The Red List published by the International Union for the Conservation of Nature (IUCN) is the go-to database of the world’s imperiled species. Using standardized criteria, it categorizes each species along a spectrum of extinction risk ranging from Least Concern and Near-threatened to Endangered and Critically Endangered.
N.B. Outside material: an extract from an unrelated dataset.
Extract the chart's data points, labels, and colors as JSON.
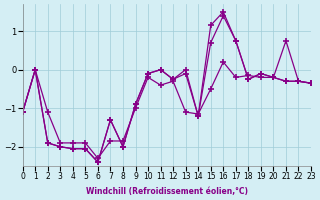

Range size is one of the criteria used to assign categories, yet, as birders know, a species may not be present throughout the area delineated in its range map. Looking to improve the categorization process, a team led by conservation biologist Natalia Ocampo-Peñuela, of Duke University, recently used elevation data and high-resolution satellite imagery to identify potentially suitable habitat for hundreds of forest-dwelling birds across the tropics. (The Gray-winged Cotinga above, a Brazilian endemic species, was one of them.) The Red List labeled 18 percent of the birds as threatened.
Not surprisingly, the refined ranges were smaller than the ranges used by the IUCN. The authors determined that if the IUCN range-size criteria were applied to the more accurate ranges, 210 of the species examined (43 percent) would be placed in a higher threat category. The total includes 189 birds that are now considered not at risk and, based on the new estimates of suitable habitat, could be considered Vulnerable, Endangered, or Critically Endangered. — Julie Craves
A version of this article appeared in the January-February 2017 issue of BirdWatching magazine.
Read the paper
Natalia Ocampo-Peñuela, Clinton N. Jenkins, Varsha Vijay, Binbin V. Li, and Stuart L. Pimm (November 9, 2016) Incorporating Explicit Geospatial Data Shows More Species at Risk of Extinction than the Current Red List. Science Advances: Vol. 2, No. 11, e1601367.